囊胚附着于子宫腔上皮,随后滋养层细胞通过基质和蜕膜进行侵袭,这一过程通过细胞外基质重塑以高度调控的方式发生。我们研究了妊娠第1天至第8天小鼠子宫中四种基质金属蛋白酶(MMPs;MMP - 2[明胶酶A]、MMP - 3[基质溶解素1]、MMP - 9[明胶酶B]和MMP - 13[胶原酶3])以及金属蛋白酶组织抑制剂(TIMPs;TIMP - 1、TIMP - 2和TIMP - 3)mRNA的时空表达。Northern印迹分析显示了这些天MMP - 2、MMP - 3、MMP - 9的转录本。然而,子宫中未检测到MMP - 13 mRNA,仅在肌层中检测到MMP - 3 mRNA的微弱信号。在第3 - 5天,MMP - 2 mRNA在下上皮基质中观察到显著表达。
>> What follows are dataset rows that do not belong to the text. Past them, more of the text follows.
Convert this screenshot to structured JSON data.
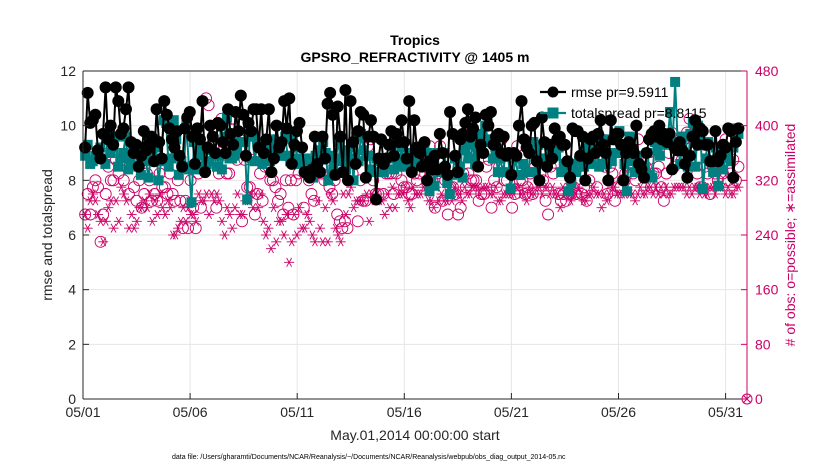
{
  "chart_data": {
    "type": "line",
    "title": "Tropics",
    "subtitle": "GPSRO_REFRACTIVITY @ 1405 m",
    "xlabel": "May.01,2014 00:00:00 start",
    "ylabel": "rmse and totalspread",
    "ylabel_right": "# of obs: o=possible; ∗=assimilated",
    "x_ticks": [
      "05/01",
      "05/06",
      "05/11",
      "05/16",
      "05/21",
      "05/26",
      "05/31"
    ],
    "x_tick_days": [
      0,
      5,
      10,
      15,
      20,
      25,
      30
    ],
    "xlim": [
      0,
      31
    ],
    "ylim": [
      0,
      12
    ],
    "y_ticks": [
      "0",
      "2",
      "4",
      "6",
      "8",
      "10",
      "12"
    ],
    "ylim_right": [
      0,
      480
    ],
    "y_ticks_right": [
      "0",
      "80",
      "160",
      "240",
      "320",
      "400",
      "480"
    ],
    "grid": true,
    "legend_position": "top-right",
    "footnote": "data file: /Users/gharamti/Documents/NCAR/Reanalysis/~/Documents/NCAR/Reanalysis/webpub/obs_diag_output_2014-05.nc",
    "colors": {
      "rmse": "#000000",
      "totalspread": "#008080",
      "obs": "#cc0066"
    },
    "series": [
      {
        "name": "rmse",
        "legend_label": "rmse pr=9.5911",
        "axis": "left",
        "values": [
          9.2,
          11.2,
          10.1,
          10.2,
          10.4,
          9.1,
          8.8,
          9.7,
          11.4,
          9.5,
          10.0,
          9.3,
          11.4,
          10.9,
          9.7,
          9.9,
          10.6,
          11.4,
          9.4,
          9.0,
          9.3,
          8.5,
          8.9,
          9.8,
          9.1,
          9.3,
          9.6,
          8.7,
          10.6,
          9.4,
          8.8,
          10.9,
          10.4,
          9.9,
          9.5,
          9.2,
          9.8,
          8.9,
          8.5,
          9.9,
          10.3,
          10.5,
          9.6,
          8.6,
          9.9,
          9.5,
          10.9,
          8.3,
          9.2,
          10.0,
          9.6,
          9.0,
          10.1,
          10.0,
          9.4,
          9.0,
          10.6,
          9.7,
          9.3,
          10.5,
          9.8,
          11.1,
          10.4,
          8.9,
          10.1,
          9.8,
          10.6,
          10.6,
          9.2,
          10.6,
          9.0,
          9.5,
          10.6,
          8.3,
          8.8,
          10.0,
          9.2,
          9.4,
          10.9,
          9.9,
          11.0,
          8.6,
          9.3,
          9.8,
          10.1,
          9.2,
          8.3,
          8.3,
          8.1,
          8.4,
          9.6,
          8.6,
          8.3,
          9.6,
          8.8,
          10.8,
          11.2,
          10.4,
          8.2,
          10.7,
          9.6,
          8.3,
          11.3,
          8.0,
          10.9,
          9.4,
          8.6,
          9.8,
          10.5,
          10.4,
          8.1,
          9.6,
          10.2,
          9.6,
          7.3,
          8.8,
          9.5,
          8.6,
          8.8,
          9.3,
          9.8,
          8.9,
          9.7,
          9.4,
          10.2,
          9.4,
          8.8,
          10.9,
          8.3,
          10.2,
          9.2,
          9.0,
          8.5,
          9.4,
          8.0,
          8.7,
          8.4,
          8.9,
          8.4,
          9.7,
          9.0,
          8.5,
          8.2,
          10.5,
          9.7,
          8.9,
          8.3,
          9.5,
          9.7,
          10.1,
          10.6,
          9.6,
          9.9,
          10.3,
          8.5,
          9.3,
          9.0,
          10.4,
          10.0,
          10.5,
          9.3,
          9.6,
          9.7,
          9.0,
          9.6,
          8.9,
          9.0,
          8.2,
          9.0,
          8.9,
          10.0,
          10.9,
          9.5,
          9.2,
          9.0,
          10.0,
          10.1,
          8.7,
          8.0,
          10.3,
          9.4,
          8.5,
          9.3,
          8.8,
          9.9,
          9.5,
          9.6,
          9.3,
          9.3,
          8.7,
          8.1,
          9.9,
          9.8,
          9.8,
          8.9,
          9.6,
          8.0,
          8.8,
          9.5,
          9.6,
          9.0,
          9.7,
          10.2,
          9.3,
          9.0,
          8.0,
          10.2,
          9.5,
          9.7,
          9.7,
          9.3,
          8.0,
          9.0,
          9.4,
          9.2,
          9.0,
          10.0,
          8.6,
          8.4,
          8.1,
          9.0,
          9.5,
          9.7,
          9.8,
          9.6,
          10.0,
          9.5,
          9.7,
          9.4,
          9.7,
          8.4,
          9.2,
          9.1,
          9.4,
          9.1,
          8.6,
          8.1,
          8.9,
          9.6,
          10.2,
          9.3,
          9.9,
          9.8,
          9.3,
          9.3,
          8.7,
          8.7,
          9.8,
          8.7,
          8.9,
          9.3,
          9.2,
          9.9,
          9.8,
          8.1,
          9.4,
          9.9
        ]
      },
      {
        "name": "totalspread",
        "legend_label": "totalspread pr=8.8115",
        "axis": "left",
        "values": [
          8.9,
          9.3,
          8.6,
          8.7,
          8.9,
          9.0,
          9.2,
          8.8,
          8.6,
          9.7,
          9.0,
          9.2,
          9.6,
          8.5,
          8.8,
          9.0,
          9.6,
          8.4,
          8.7,
          9.1,
          9.0,
          8.5,
          8.2,
          8.9,
          8.7,
          8.1,
          8.9,
          9.5,
          9.2,
          8.0,
          8.7,
          10.2,
          10.1,
          8.5,
          8.8,
          10.2,
          9.5,
          8.2,
          8.7,
          8.5,
          10.1,
          8.4,
          7.2,
          9.4,
          8.4,
          8.9,
          9.2,
          8.5,
          8.6,
          8.7,
          9.1,
          8.9,
          8.5,
          8.9,
          8.4,
          9.6,
          10.3,
          8.8,
          8.8,
          8.9,
          9.1,
          9.4,
          9.4,
          9.4,
          7.3,
          9.6,
          9.6,
          8.7,
          9.4,
          9.3,
          8.6,
          8.8,
          9.2,
          8.7,
          9.5,
          9.2,
          9.0,
          8.9,
          8.9,
          9.6,
          8.9,
          8.7,
          9.5,
          9.2,
          8.8,
          8.6,
          8.8,
          8.8,
          8.7,
          8.4,
          8.1,
          8.9,
          8.5,
          9.1,
          9.4,
          9.0,
          8.0,
          8.9,
          8.4,
          8.8,
          9.4,
          8.7,
          9.1,
          8.4,
          8.8,
          9.2,
          8.0,
          9.6,
          8.7,
          9.7,
          9.1,
          8.9,
          8.9,
          8.4,
          8.3,
          8.8,
          8.7,
          8.3,
          8.3,
          8.8,
          8.8,
          9.3,
          8.4,
          8.8,
          8.5,
          9.2,
          8.5,
          8.6,
          9.0,
          8.7,
          8.6,
          9.2,
          9.0,
          8.6,
          9.2,
          9.0,
          7.6,
          8.6,
          7.8,
          9.0,
          8.3,
          8.4,
          9.0,
          7.9,
          7.5,
          8.2,
          8.8,
          8.8,
          8.5,
          8.1,
          9.1,
          9.4,
          8.8,
          9.3,
          8.6,
          9.0,
          9.7,
          9.4,
          10.0,
          9.5,
          9.4,
          8.8,
          9.2,
          8.3,
          8.8,
          8.3,
          8.9,
          9.0,
          7.7,
          8.2,
          8.8,
          8.2,
          8.2,
          8.6,
          8.3,
          8.3,
          9.1,
          9.4,
          8.3,
          9.3,
          8.7,
          8.8,
          8.8,
          8.8,
          9.1,
          9.0,
          8.9,
          9.2,
          8.3,
          8.6,
          8.3,
          7.6,
          7.9,
          8.6,
          8.3,
          8.7,
          8.8,
          8.5,
          9.1,
          9.3,
          8.6,
          9.1,
          9.6,
          8.5,
          8.6,
          9.5,
          8.6,
          9.0,
          8.7,
          9.0,
          9.0,
          9.8,
          9.0,
          8.6,
          7.6,
          9.6,
          8.7,
          8.3,
          8.9,
          8.3,
          8.5,
          8.4,
          9.0,
          8.2,
          8.1,
          9.4,
          9.1,
          8.9,
          9.3,
          9.7,
          9.4,
          10.5,
          9.3,
          11.6,
          9.4,
          8.6,
          9.6,
          9.6,
          8.5,
          9.7,
          10.1,
          8.5,
          10.0,
          9.6,
          7.7,
          8.8,
          9.4,
          8.7,
          8.3,
          9.2,
          7.8,
          8.8,
          8.4,
          9.1,
          9.0,
          8.7,
          9.2,
          9.9,
          9.7
        ]
      },
      {
        "name": "obs_possible",
        "legend_label": "",
        "axis": "right",
        "values": [
          270,
          300,
          270,
          310,
          320,
          310,
          230,
          270,
          300,
          340,
          320,
          320,
          350,
          330,
          350,
          320,
          340,
          300,
          350,
          310,
          290,
          320,
          280,
          300,
          330,
          320,
          290,
          300,
          290,
          330,
          310,
          310,
          300,
          330,
          300,
          290,
          320,
          290,
          250,
          290,
          250,
          320,
          280,
          250,
          330,
          280,
          340,
          440,
          430,
          360,
          370,
          280,
          330,
          410,
          370,
          330,
          330,
          410,
          410,
          350,
          380,
          260,
          350,
          310,
          310,
          350,
          270,
          300,
          330,
          290,
          340,
          370,
          320,
          320,
          310,
          290,
          300,
          270,
          320,
          280,
          320,
          270,
          320,
          330,
          350,
          280,
          330,
          320,
          300,
          290,
          330,
          360,
          330,
          320,
          340,
          310,
          300,
          320,
          270,
          260,
          250,
          260,
          250,
          350,
          330,
          350,
          260,
          320,
          290,
          290,
          370,
          380,
          320,
          300,
          300,
          350,
          300,
          330,
          330,
          330,
          300,
          330,
          380,
          320,
          310,
          310,
          300,
          300,
          330,
          320,
          330,
          370,
          360,
          320,
          370,
          320,
          280,
          330,
          370,
          290,
          320,
          270,
          310,
          310,
          300,
          270,
          280,
          330,
          310,
          330,
          320,
          320,
          320,
          290,
          300,
          300,
          340,
          350,
          280,
          320,
          310,
          340,
          380,
          320,
          320,
          330,
          280,
          300,
          370,
          320,
          320,
          300,
          310,
          330,
          300,
          340,
          350,
          330,
          320,
          290,
          270,
          340,
          330,
          370,
          300,
          290,
          300,
          290,
          300,
          300,
          310,
          300,
          340,
          300,
          310,
          290,
          320,
          370,
          360,
          310,
          350,
          380,
          340,
          300,
          340,
          330,
          290,
          310,
          310,
          320,
          330,
          340,
          340,
          330,
          320,
          380,
          350,
          350,
          340,
          350,
          310,
          330,
          330,
          340,
          310,
          290,
          330,
          360,
          390,
          340,
          380,
          370,
          350,
          380,
          390,
          410,
          370,
          400,
          330,
          310,
          310,
          340,
          330,
          300,
          340,
          330,
          320,
          350,
          330,
          380,
          320,
          330,
          350,
          320,
          340
        ]
      },
      {
        "name": "obs_assimilated",
        "legend_label": "",
        "axis": "right",
        "values": [
          270,
          250,
          290,
          300,
          290,
          270,
          260,
          230,
          260,
          280,
          290,
          250,
          290,
          260,
          310,
          300,
          290,
          250,
          270,
          250,
          260,
          280,
          280,
          290,
          280,
          300,
          260,
          290,
          270,
          300,
          280,
          270,
          290,
          280,
          240,
          240,
          250,
          260,
          280,
          260,
          280,
          270,
          270,
          260,
          300,
          290,
          290,
          300,
          270,
          300,
          290,
          300,
          290,
          260,
          240,
          280,
          270,
          250,
          280,
          300,
          270,
          270,
          290,
          290,
          300,
          280,
          300,
          280,
          300,
          260,
          240,
          250,
          220,
          280,
          230,
          260,
          260,
          240,
          270,
          200,
          230,
          270,
          240,
          280,
          250,
          250,
          270,
          260,
          240,
          230,
          290,
          250,
          230,
          280,
          230,
          300,
          290,
          250,
          240,
          230,
          300,
          270,
          300,
          310,
          280,
          290,
          290,
          290,
          290,
          300,
          260,
          300,
          290,
          300,
          290,
          290,
          270,
          300,
          280,
          310,
          280,
          300,
          300,
          300,
          310,
          290,
          280,
          310,
          300,
          300,
          300,
          310,
          310,
          290,
          290,
          280,
          310,
          290,
          300,
          290,
          290,
          300,
          290,
          310,
          300,
          300,
          290,
          310,
          300,
          300,
          310,
          310,
          310,
          300,
          310,
          310,
          310,
          300,
          300,
          310,
          290,
          290,
          300,
          300,
          300,
          300,
          300,
          310,
          310,
          300,
          300,
          290,
          310,
          300,
          300,
          310,
          310,
          300,
          310,
          310,
          300,
          310,
          300,
          300,
          280,
          310,
          300,
          310,
          290,
          300,
          300,
          310,
          300,
          290,
          290,
          300,
          300,
          310,
          300,
          300,
          280,
          300,
          290,
          300,
          310,
          310,
          300,
          300,
          300,
          300,
          310,
          300,
          300,
          290,
          300,
          310,
          300,
          300,
          310,
          310,
          300,
          310,
          300,
          310,
          300,
          310,
          300,
          300,
          310,
          310,
          310,
          310,
          310,
          300,
          310,
          300,
          310,
          310,
          300,
          310,
          300,
          300,
          310,
          310,
          300,
          310,
          310,
          310,
          300,
          310,
          300,
          300,
          310,
          310
        ]
      }
    ]
  }
}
随着第6天蜕膜化的进展,信号主要位于次级蜕膜区。在第8天,MMP - 2 mRNA定位于子宫系膜极胎盘形成部位。MMP - 9 mRNA信号首先在第5天反子宫系膜极仅植入部位的一小部分基质细胞中检测到。然而,最明显的表达在第8天的滋养层巨细胞中。TIMP - 1 mRNA在第1天存在于肌层中。在第2 - 5天,基质中检测到适度信号,在第6天和第8天,信号位于次级蜕膜区。TIMP - 2 mRNA的定位与TIMP - 1相似,只是在第1天仅限于基质。TIMP - 3的调控更为显著。虽然从第1天到第4天在基质细胞中观察到信号逐渐增加,但在第5天囊胚附着部位的反子宫系膜基质细胞中检测到强信号。在第6天和第7天,围绕胚胎的初级蜕膜区存在更强的信号,在第8天信号主要定位于子宫系膜蜕膜床。这些结果表明,MMP - 2可能参与蜕膜化和胎盘形成所需的早期血管生成阶段。第5天基质细胞和第8天滋养层巨细胞中MMP - 9表达受限,以及胚胎周围基质中TIMP - 3的表达,表明MMP - 9和TIMP - 3之间的精细平衡可能调节滋养层在子宫中的侵袭。